One unfortunate side effect of this cover crop, though, is the unbelievable aroma of the rotting crop in winter fields. Since our home is just a couple of miles from this nationally known farm, my wife and I have some first-hand experience with the odor of the oilseed radish. Early last winter, when we would load up the kids to drive somewhere, just about a mile or so into our journeys we would smell something awful.

At first, my wife and I thought some small mammal had crawled into our engine and died. But after a few more trips, in multiple vehicles, we determined that it was not just our car, ruling out the dead-animal-in-the-engine theory.
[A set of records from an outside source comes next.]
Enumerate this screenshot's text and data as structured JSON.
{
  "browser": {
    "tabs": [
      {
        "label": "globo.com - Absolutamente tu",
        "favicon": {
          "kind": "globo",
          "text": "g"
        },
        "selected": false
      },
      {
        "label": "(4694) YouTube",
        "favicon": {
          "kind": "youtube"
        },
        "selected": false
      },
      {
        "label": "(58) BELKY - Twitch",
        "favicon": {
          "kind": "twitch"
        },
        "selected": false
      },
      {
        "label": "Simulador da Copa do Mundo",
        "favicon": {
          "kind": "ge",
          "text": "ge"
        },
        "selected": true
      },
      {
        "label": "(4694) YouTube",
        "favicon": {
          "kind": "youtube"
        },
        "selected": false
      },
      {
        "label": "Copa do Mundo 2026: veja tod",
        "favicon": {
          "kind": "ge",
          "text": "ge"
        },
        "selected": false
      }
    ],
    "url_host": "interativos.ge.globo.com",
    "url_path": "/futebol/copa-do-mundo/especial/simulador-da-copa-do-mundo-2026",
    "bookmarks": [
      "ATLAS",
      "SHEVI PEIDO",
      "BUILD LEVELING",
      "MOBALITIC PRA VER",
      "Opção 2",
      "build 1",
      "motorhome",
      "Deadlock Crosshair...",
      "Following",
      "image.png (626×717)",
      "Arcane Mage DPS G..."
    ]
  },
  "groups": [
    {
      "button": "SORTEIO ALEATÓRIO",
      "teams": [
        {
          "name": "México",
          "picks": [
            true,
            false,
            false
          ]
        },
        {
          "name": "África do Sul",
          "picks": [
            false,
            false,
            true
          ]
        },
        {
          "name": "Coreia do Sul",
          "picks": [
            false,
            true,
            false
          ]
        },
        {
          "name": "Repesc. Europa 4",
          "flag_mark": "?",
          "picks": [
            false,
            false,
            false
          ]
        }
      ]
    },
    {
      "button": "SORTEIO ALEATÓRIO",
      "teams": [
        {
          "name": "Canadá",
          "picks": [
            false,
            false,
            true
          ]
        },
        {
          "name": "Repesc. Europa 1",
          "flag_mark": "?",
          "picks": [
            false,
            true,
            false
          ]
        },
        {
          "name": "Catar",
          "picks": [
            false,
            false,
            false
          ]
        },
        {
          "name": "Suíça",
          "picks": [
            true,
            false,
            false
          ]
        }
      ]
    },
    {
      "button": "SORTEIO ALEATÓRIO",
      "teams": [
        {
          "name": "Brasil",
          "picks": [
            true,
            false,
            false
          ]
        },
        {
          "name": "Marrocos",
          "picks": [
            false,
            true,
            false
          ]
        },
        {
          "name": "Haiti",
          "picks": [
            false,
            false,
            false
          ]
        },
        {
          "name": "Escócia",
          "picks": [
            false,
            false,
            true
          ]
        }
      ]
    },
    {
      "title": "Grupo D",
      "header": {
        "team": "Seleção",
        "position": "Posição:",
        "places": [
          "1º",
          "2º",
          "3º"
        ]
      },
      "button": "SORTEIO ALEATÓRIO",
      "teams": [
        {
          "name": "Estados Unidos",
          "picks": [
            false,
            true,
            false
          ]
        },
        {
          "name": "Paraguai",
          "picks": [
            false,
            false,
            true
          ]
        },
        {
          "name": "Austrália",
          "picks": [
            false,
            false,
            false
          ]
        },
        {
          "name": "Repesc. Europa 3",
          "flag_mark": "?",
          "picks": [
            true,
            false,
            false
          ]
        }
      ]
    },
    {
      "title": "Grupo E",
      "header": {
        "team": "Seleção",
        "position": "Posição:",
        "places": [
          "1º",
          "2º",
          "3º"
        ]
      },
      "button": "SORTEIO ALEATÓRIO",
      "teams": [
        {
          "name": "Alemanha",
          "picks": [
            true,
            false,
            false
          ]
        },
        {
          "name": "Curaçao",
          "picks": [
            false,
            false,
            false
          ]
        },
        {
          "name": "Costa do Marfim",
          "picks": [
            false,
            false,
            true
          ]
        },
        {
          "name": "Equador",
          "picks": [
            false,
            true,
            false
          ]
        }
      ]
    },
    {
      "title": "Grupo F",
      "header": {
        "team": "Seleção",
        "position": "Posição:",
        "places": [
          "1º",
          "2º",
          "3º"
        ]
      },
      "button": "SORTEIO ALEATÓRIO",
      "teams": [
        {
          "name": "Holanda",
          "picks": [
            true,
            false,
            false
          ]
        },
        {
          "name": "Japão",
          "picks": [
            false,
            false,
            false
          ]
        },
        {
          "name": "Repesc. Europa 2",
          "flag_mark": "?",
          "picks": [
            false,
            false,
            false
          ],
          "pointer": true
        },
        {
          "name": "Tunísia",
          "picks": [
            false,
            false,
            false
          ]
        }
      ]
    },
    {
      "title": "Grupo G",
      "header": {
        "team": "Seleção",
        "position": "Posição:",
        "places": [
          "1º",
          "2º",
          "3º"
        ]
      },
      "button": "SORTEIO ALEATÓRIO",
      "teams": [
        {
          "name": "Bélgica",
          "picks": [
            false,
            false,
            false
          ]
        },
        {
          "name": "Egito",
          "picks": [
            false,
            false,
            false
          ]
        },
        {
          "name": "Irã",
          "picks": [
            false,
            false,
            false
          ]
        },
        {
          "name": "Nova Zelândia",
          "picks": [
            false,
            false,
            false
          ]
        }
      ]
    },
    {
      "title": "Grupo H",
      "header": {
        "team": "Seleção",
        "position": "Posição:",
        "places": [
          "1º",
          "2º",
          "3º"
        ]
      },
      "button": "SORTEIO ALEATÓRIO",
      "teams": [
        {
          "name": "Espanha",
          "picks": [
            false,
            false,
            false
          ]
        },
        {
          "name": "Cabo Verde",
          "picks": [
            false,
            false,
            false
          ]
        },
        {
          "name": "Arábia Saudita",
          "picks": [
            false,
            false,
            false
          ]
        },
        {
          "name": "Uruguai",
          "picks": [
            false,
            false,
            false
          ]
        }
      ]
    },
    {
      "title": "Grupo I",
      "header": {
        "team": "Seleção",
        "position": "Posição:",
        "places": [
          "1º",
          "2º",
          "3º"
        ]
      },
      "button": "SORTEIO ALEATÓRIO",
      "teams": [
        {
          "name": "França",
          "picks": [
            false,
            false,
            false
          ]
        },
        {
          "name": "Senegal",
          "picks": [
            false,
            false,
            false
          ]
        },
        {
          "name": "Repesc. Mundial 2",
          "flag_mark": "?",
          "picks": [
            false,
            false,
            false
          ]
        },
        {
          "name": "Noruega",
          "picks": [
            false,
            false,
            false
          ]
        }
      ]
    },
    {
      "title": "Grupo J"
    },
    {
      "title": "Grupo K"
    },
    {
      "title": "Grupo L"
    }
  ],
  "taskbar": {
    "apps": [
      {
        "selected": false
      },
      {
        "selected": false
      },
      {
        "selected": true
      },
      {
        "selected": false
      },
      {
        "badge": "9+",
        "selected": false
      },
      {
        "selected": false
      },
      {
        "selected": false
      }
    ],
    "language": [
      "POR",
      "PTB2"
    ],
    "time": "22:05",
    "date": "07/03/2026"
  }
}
Then it occurred to me that the smell originated in the general area of this nearby farm. A few more olfactory observations confirmed my suspicions – oilseed radishes were to blame for the incredible odor floating up into the cold winter skies of my rural Fairfield County neighborhood. From then on, oilseed radishes were an almost daily topic of conversation for my three-year-old daughter who was both disgusted and fascinated with their odor.

Apparently, we were not the only people smelling the rotting radishes. The local fire department was swamped with calls from concerned citizens fearing there was some sort of gas leak in the area. The farmer and local firemen were even interviewed on the evening news to address the smelly situation. In the TV interview, the farmer explained that the smelly crop improved his soils and reduced the need to spray herbicides in the spring.

The persistent stench hung on for a surprising duration throughout the winter. There is no doubt that the many Ohio farmers working with cover crops are doing great things for their soils and the environment, but sometimes, conservation stinks.